Thursday, 29 November 2012

Chinese dissident Chen Guangcheng misrepresented by CNA

An article by the Catholic News Agency on Chinese dissident Chen Guangcheng didn't 'scan' very well with me, so I decided to read the GQ article they were referencing to see if their story accurately reflected the sentiment of the original. There were - as is so very often the case with religiously motivated news sites - a couple of worrying journalistic traits that I would like to point out. 

In the opening paragraph, it was pointed out that;
A secular men's magazine has praised Chinese anti-abortion advocate Chen Guangcheng in its December 2012 issue, placing him on the list of “Man of the Year.”
Chen was not listed as "Man of the Year", but was one of many "Men of the Year". Their headline (GQ magazine names pro-life activist 'Rebel of the Year') was a more accurate description of the honour bestowed upon him. Reassuringly, CNA does note further into the article:
Chen is a self-educated human rights attorney who spoke out against China's one-child policy and the coerced abortions and sterilizations that are often used to enforce it.
This 'Rebel' title was awarded not - as CNA would have us believe - for his advocacy of a pro-life or anti-abortion position, but for his stated position of human rights and social justice. Indeed, it is not clear whether or not Chen is pro-life or anti-abortion at all; he states (to the effect) that he was brought up in no particular religion, but cultural references to Buddhism were practical guidelines for his position. All the evidence points to the fact that he is against forced/coerced abortion and sterilization. The two are not mutually exclusive. Of course, it may well be the case that Chen is, in fact, pro-life and anti-abortion, but having never personally heard him make such a claim, CNA is at best being disingenuous and at worst lying outright. 

In the penultimate paragraph CNA states;
Chen told GQ that his work opposing China’s one-child policy is not only a fight to protect the “rights of the unborn children” or of women, but of all people.
However, the use of the quoted "rights of the unborn children" is nowhere to be seen in the three-page GQ article, and any allusion to journalistic integrity has been thoroughly shunned. But there is more.

Interestingly, should any of CNA's readership care to read the original article, there is a quote that didn't make it in to their final draft. From GQ;

I had read Daniel C. Chung's article in The New York Times after my arrival in the United States, where he says that I should be careful about letting people exploit me to represent their interests. I appreciate his opinion, but I already have my own thoughts on this. If any person, organization, party—whatever—works to promote human rights and social justice, I will cooperate with them. Don't call that exploitation. Because exploitation would be for individual benefit.
Indeed, the very exploitation Chung had envisaged has begun to take shape in the CNA's article.

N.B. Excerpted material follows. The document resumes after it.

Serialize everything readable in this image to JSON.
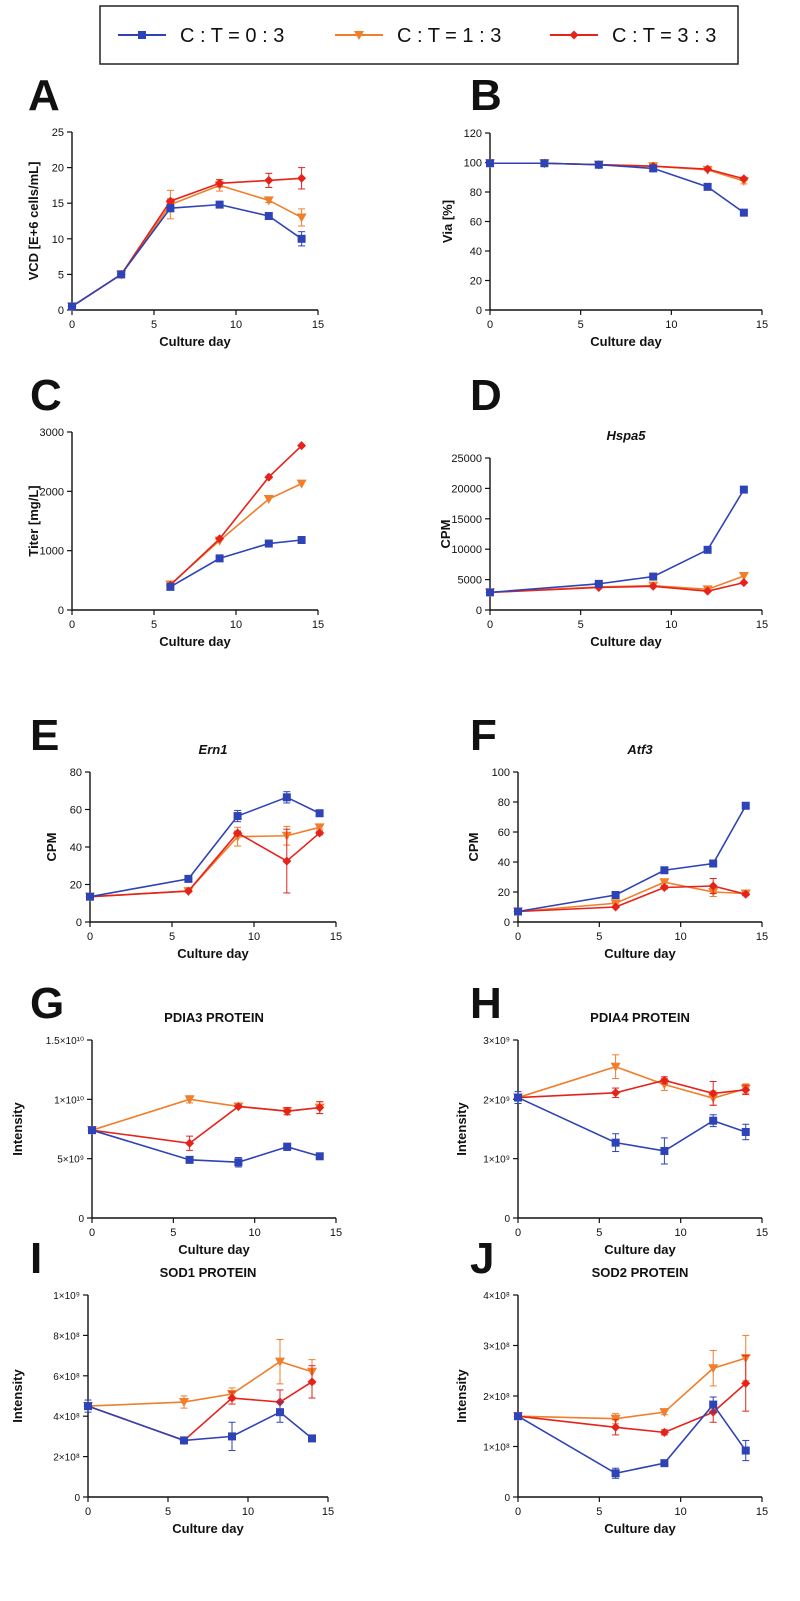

It is clear to all but the most conservative Catholic that the Church does not have the best record on human rights and social justice, yet they are happy enough to co-opt this brave man to represent their own interests.

If in general you feel like you can't accomplish anything because someone tells you to do something, then what will you ever do?
It doesn't sound to this observer like Chen is the type of person that has much respect for authority, and if he has the cajones to stand up to the Chinese government, it is unlikely he will have much respect for the authority of the Roman Catholic Church's positions on human rights and social justice. But CNA is never one to let misrepresentation cloud the 'truth' of their own agenda.